Interxion hosts the billing system of a large financial services company in its Dublin data centre as part of a multi-million euro deal. Running on IBM hardware, the system bills annual revenues of over EUR400m and supports subsidiaries in 22 countries. ‘Deals like that mean we are much more embedded with our customers,’ says Jason O’Conaill, sales manager with Interxion Ireland. ‘They don’t see us as just a rack and stack company – they are entrusting the heart of their business to us.’
Interxion is also seeing an increase in customers using the data centre for hosting SAN and ERP applications, which is one of the reasons it has started to offer additional services such as its Secure Data Services for backup and restores. Unlike enterprise offerings such as Veritas and Tiscali, it uses agentless technology that can back up from a central client on the network. The Irish Stock Exchange is one of the organisations that has outsourced the bulk of its infrastructure to Interxion, including its workflow and imaging systems as well as its Internet servers. ‘The date centre model was built in Ireland on an online platform as opposed to a core of HP and IBM kit,’ says O’Conaill, but he believes the market is moving that way now.

Interxion was established in the late nineties as a European carrier hotel for telcos and ISPs, but financial realities meant that it now sells into enterprises as well. ‘We are into the co-location and data centre business,’ says O’Connaill. ‘We look after infrastructure by the cabinet and rack.’ The company has 42 customers in its Dublin centre, many of whom are reselling the space and managing it on behalf of their own end customers. The advantages of being located in the same data centre as so many carriers and telcos is that customers can avail of multiple redundant Internet connections.
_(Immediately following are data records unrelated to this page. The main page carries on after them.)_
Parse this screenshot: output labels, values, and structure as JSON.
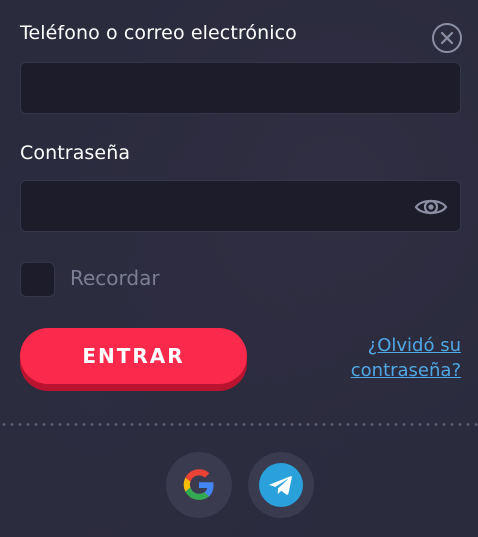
{
  "form": {
    "phone_label": "Teléfono o correo electrónico",
    "phone_value": "",
    "password_label": "Contraseña",
    "password_value": "",
    "remember_label": "Recordar",
    "remember_checked": false,
    "submit_label": "ENTRAR",
    "forgot_line1": "¿Olvidó su",
    "forgot_line2": "contraseña?"
  },
  "icons": {
    "close": "close-icon",
    "eye": "eye-icon",
    "google": "google-icon",
    "telegram": "telegram-icon"
  },
  "colors": {
    "background": "#2a2b3d",
    "input_bg": "#1c1c2b",
    "accent": "#fb2a4c",
    "link": "#4fa8e6",
    "telegram": "#2aa1db"
  }
}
Telecoms companies resident in Interxion with POPs include Tiscali, Colt Telecom, NTL, EsatBT, Eircom, Irish Broadband, Packet Exchange (Level3), Cable and Wireless, AT&T and Smart Telecom.

Multi-homed
While Eircom and EsatBT may have the funding and infrastructure to offer redundant networks, the independent players are offering increasingly sophisticated infrastructure by going to a number of data centres. Hosting 365, for example, rents space from Data Electronics, Interxion and Net Source and has its own network between the three data centres so that customers can have a highly resilient service if required. A large proportion of the indies host with Data Electronics which itself is a multi-homed data centre with multiple ISPs and carriers providing connectivity. It is also home to HEA Net and INEX which, according to the independent hosters, means the connection from their clients is much faster even if they are not directly peering.

All in all, it seems that the Internet services space is a buyers market at the moment. While managing mutliple service providers may not make sense for organisations with a small IT department, the availability of numerous alternative suppliers provides a bargaining chip when it comes to negotiating price. The range of services offered by the various players means that core IT functions can increasingly be moved off-site to avail of the economies of scale of a data centre. Businesses who are not already doing so would be well advised to re-asses their spend on IT and Internet infrastructure and ask themselves are they paying too much.